Echinacea, a valuable aid for the immune system
Let's discover properties, benefits and uses of echinacea, the medicinal plant famous for its prodigious immunostimulating and anti-infective properties.
- What does the echinacea look like
- History and origins of echinacea
- Is echinacea good for you
- How is echinacea used
What does the echinacea look like
Belonging to the Asteraceae family, the same as its famous sunflower brother, echinacea enjoys an indisputable reputation among medicinal plants. It is a perennial herbaceous plant up to 1.5 m tall, characterized by thick, black roots and a simple, hairless stem.
Its leaves are elongated, and the large daisy-like flowers can be red, pink, white or purple, depending on the variety. The echinacea genus has nine species and in North America, where it is endemic, it is commonly called coneflower, simply because its flower resembles a cone. The name Echinacea, on the other hand, derives more imaginatively from the Greek Echinos, sea urchin, referring to the central disc made of thorny flowers.
The most popular species of this plant are three: E. Purpurea, E. Angustifolia and E. Pale. They are distinguished mainly by the color of the flowers which goes from bright pink to white, as hinted from the name.
History and origins of echinacea
Native to the plains of North America, from ancient times it has been widely used in the form of ointment by shamans and Native tribes for its healing properties, and in particular for the treatment of wounds, burns, insect and snake bites, for humans as well as horses. It was also chewed to treat toothache, throat and stomach infections.
The European settlers later drew from the wise use of Echinacea by Native Americans, by using it as a folk medicine until it was inserted as the main ingredient in the “Meyer’s Blood Purifier”, launched on the American market for the treatment of rheumatism and neuralgia in the second half of the 19th century. In Europe, where it was later imported, it was recognized as a medicinal plant in 1916.
Today, after numerous researches that have studied its chemical and pharmacological properties, Echinacea is used for a wide variety of symptoms thanks to its immunostimulating and anti-inflammatory effects, especially through extracts, ointments, lotions and what matters most to us, infusions.
Is echinacea good for you
The active ingredients are concentrated in the roots and flowers, like the echinacoside, a derivative of caffeic acid that stimulates the immune system by exerting an antiviral, antibacterial and fungicidal action. If taken regularly and on time, it seems able to fight the first symptoms of cold, including sore throat, fever and cough. In addition, thanks to the concentration of flavonoids, this plant is said to be a good remedy for fighting different types of infections, from the urinary tract to the mouth’s gums.
How is echinacea used
You can find echinacea extracts in many different forms, such as drops, syrups, ointments, capsules and tablets.
But for a more “slow” and pleasant consumption, we recommend taking echinacea as an infusion. Our Remedium n.2 – Boost s a blend of botanical plants with antioxidant and immunostimulating properties, capable of strengthening the immune defenses, protecting the body from risk factors and preventing and treating cold symptoms. It is a mix of 9 herbs in which the pharmacological properties of echinacea and turmeric are supported by the action of other herbs such as elderberry and bay leaf. We also recommend it among our morning herbal teas, especially for those days when you need one more reason to get out of bed..

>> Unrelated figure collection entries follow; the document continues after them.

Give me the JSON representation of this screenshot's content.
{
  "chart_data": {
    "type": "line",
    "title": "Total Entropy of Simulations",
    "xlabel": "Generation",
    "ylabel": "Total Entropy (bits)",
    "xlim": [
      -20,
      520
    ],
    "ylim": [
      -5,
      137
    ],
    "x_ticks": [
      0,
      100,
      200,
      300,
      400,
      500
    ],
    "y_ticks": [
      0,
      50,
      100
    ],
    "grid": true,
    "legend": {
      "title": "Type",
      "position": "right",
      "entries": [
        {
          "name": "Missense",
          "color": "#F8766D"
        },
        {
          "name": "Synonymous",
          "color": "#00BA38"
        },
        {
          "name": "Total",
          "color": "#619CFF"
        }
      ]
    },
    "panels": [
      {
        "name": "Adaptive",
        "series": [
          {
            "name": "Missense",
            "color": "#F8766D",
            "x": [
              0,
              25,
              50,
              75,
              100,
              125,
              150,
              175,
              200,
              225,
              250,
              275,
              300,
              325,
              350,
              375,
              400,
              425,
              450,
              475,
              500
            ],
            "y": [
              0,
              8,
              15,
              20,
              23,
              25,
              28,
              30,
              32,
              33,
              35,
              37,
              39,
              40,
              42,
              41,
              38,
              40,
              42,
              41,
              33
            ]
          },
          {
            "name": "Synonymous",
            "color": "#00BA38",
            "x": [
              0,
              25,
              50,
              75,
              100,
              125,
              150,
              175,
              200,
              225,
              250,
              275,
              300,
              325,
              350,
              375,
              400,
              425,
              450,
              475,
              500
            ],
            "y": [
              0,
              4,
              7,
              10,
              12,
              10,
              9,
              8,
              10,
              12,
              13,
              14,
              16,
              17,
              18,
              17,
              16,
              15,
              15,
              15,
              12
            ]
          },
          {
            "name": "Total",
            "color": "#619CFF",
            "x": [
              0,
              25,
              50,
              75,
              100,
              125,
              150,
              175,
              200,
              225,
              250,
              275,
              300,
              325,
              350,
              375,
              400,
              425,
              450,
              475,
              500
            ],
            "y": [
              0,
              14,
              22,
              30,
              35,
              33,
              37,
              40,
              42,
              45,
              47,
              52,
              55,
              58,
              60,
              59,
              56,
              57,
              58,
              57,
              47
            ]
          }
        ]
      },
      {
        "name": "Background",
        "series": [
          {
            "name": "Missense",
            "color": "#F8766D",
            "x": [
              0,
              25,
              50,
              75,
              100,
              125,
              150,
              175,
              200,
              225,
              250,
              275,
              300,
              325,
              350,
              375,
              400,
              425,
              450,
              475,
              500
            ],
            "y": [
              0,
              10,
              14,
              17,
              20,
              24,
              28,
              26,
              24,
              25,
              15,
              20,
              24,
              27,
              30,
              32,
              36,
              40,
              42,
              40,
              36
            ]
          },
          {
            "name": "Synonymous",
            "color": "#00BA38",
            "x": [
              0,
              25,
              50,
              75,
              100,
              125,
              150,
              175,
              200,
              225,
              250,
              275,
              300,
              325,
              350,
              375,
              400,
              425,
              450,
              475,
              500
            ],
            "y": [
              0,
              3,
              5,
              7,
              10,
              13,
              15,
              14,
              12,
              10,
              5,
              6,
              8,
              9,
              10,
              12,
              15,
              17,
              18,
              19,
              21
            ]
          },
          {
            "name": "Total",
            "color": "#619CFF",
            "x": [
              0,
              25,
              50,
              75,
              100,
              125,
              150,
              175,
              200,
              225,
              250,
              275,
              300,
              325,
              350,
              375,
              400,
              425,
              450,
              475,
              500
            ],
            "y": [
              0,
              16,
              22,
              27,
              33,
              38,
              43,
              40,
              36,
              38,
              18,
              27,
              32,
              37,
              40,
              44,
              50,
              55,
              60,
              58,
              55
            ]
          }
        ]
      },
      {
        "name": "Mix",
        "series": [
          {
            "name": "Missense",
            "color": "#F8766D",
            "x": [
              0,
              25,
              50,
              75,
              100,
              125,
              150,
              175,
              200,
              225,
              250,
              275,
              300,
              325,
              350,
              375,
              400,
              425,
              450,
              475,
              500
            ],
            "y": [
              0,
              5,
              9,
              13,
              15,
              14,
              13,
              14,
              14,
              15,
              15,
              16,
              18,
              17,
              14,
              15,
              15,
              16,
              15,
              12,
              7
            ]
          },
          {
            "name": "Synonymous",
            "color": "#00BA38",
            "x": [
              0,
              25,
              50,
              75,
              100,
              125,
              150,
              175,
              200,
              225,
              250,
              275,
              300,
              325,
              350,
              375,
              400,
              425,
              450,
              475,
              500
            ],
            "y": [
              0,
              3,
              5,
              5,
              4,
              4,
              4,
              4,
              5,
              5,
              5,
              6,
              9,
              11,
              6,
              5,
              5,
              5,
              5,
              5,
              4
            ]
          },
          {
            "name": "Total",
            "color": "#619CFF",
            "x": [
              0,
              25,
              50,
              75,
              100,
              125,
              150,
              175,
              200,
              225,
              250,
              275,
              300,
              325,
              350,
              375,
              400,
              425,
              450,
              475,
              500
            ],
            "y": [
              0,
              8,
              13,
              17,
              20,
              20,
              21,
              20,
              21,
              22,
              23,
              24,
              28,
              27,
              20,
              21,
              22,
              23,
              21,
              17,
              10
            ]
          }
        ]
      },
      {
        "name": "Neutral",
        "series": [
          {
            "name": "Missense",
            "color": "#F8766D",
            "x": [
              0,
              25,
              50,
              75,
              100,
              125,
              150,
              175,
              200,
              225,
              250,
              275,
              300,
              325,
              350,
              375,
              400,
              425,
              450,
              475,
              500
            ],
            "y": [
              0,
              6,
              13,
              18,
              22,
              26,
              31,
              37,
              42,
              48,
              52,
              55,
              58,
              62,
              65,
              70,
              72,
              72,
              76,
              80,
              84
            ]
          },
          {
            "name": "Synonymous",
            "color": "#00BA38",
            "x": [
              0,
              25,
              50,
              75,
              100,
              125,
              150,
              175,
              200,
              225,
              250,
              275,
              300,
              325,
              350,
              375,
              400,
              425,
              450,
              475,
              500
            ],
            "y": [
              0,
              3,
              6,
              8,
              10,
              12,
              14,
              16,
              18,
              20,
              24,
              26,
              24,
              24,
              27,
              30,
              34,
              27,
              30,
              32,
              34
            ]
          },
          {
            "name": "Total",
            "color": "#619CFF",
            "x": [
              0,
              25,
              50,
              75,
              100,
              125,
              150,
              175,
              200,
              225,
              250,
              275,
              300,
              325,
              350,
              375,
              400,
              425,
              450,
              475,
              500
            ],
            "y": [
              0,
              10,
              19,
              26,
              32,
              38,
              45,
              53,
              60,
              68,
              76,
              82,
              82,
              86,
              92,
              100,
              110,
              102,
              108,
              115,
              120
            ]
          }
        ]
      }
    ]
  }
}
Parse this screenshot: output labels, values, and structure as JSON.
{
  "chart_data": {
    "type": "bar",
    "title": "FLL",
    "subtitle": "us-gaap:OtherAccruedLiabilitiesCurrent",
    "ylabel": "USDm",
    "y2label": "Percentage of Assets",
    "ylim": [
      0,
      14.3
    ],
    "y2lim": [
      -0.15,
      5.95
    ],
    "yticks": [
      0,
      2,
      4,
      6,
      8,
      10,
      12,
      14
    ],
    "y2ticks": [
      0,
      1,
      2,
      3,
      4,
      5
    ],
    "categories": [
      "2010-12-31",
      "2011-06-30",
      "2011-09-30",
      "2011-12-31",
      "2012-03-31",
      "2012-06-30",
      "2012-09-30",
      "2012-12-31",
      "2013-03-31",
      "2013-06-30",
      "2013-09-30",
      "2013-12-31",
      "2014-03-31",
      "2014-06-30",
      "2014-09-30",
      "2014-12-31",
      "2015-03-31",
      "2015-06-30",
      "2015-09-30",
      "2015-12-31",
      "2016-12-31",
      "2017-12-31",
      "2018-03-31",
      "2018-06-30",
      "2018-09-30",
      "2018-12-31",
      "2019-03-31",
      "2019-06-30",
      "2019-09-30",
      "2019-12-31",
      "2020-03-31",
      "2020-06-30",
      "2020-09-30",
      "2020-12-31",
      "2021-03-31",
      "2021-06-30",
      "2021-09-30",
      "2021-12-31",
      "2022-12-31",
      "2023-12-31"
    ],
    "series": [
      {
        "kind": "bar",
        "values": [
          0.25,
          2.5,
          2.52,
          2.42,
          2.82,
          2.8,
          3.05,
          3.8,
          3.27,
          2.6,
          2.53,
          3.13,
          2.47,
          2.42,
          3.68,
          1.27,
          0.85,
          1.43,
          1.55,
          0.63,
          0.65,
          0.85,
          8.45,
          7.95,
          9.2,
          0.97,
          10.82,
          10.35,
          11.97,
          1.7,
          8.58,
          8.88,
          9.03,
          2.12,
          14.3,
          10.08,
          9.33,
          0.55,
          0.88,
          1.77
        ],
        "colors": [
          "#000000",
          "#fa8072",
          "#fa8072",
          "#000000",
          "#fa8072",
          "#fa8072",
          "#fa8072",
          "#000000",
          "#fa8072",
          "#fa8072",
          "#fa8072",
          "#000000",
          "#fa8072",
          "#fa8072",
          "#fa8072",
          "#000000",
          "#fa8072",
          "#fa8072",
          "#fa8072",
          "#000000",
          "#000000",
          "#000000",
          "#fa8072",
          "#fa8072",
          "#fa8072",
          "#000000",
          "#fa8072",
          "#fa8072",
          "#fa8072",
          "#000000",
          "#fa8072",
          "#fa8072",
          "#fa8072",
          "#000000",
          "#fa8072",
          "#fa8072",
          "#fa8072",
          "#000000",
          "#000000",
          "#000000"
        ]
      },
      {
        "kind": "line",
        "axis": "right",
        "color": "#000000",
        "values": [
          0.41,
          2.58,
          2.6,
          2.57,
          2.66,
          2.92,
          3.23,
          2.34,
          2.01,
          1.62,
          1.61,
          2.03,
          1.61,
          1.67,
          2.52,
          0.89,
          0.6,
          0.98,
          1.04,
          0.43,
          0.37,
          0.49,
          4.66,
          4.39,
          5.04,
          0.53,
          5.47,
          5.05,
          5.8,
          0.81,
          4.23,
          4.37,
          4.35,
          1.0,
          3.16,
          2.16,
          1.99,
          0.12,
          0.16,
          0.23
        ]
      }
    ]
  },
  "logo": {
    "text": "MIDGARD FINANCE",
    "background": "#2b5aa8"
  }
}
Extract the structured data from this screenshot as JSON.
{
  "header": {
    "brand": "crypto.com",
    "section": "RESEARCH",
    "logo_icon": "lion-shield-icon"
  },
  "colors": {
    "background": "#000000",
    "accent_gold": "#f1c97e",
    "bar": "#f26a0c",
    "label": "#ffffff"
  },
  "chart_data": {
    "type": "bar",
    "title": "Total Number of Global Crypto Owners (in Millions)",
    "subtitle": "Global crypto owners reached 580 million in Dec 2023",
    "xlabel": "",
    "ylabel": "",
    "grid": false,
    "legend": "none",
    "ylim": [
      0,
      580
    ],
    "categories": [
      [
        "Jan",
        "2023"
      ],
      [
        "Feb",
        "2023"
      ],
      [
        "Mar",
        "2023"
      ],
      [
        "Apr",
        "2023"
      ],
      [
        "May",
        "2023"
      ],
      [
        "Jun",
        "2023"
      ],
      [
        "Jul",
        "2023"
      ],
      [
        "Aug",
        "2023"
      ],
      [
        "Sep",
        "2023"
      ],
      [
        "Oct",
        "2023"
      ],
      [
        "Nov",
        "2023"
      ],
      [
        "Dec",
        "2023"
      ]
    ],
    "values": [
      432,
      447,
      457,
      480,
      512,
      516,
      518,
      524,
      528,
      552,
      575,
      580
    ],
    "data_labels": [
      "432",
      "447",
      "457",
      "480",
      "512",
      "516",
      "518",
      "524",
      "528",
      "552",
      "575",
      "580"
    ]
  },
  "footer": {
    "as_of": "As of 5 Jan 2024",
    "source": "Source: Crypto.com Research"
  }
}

And for when it’s too warm for hot water: try our recipe for a cold version as we describe here, with peach and lemon.
Thanks to its healing properties, echinacea is also used in cosmetic products for the treatment of acne, stretch marks and wrinkles, or simply to relieve red or irritated skin if added to the water of a nice warm bath.
- In the language of flowers, echinacea symbolizes, in its own right, Strength and Health.
- In Germany there are more than 100 medicinal preparations based on echinacea.
- Echinacea attracts butterflies, bees and other insects when grown in the garden.
- According to the magical-esoteric tradition, echinacea is able to strengthen spells and aphrodisiac potions.
- Sharifi-Rad, M., Mnayer, D., Morais-Braga, M. F. B., Carneiro, J. N. P., Bezerra, C. F., Coutinho, H. D. M., Salehi, B., Martorell, M., del Mar Contreras, M., Soltani-Nejad, A., Uribe, Y. A. H., Yousaf, Z., Iriti, M., & Sharifi-Rad, J. (2018). Echinacea plants as antioxidant and antibacterial agents: From traditional medicine to biotechnological applications. Phytotherapy Research, 32(9), 1653–1663.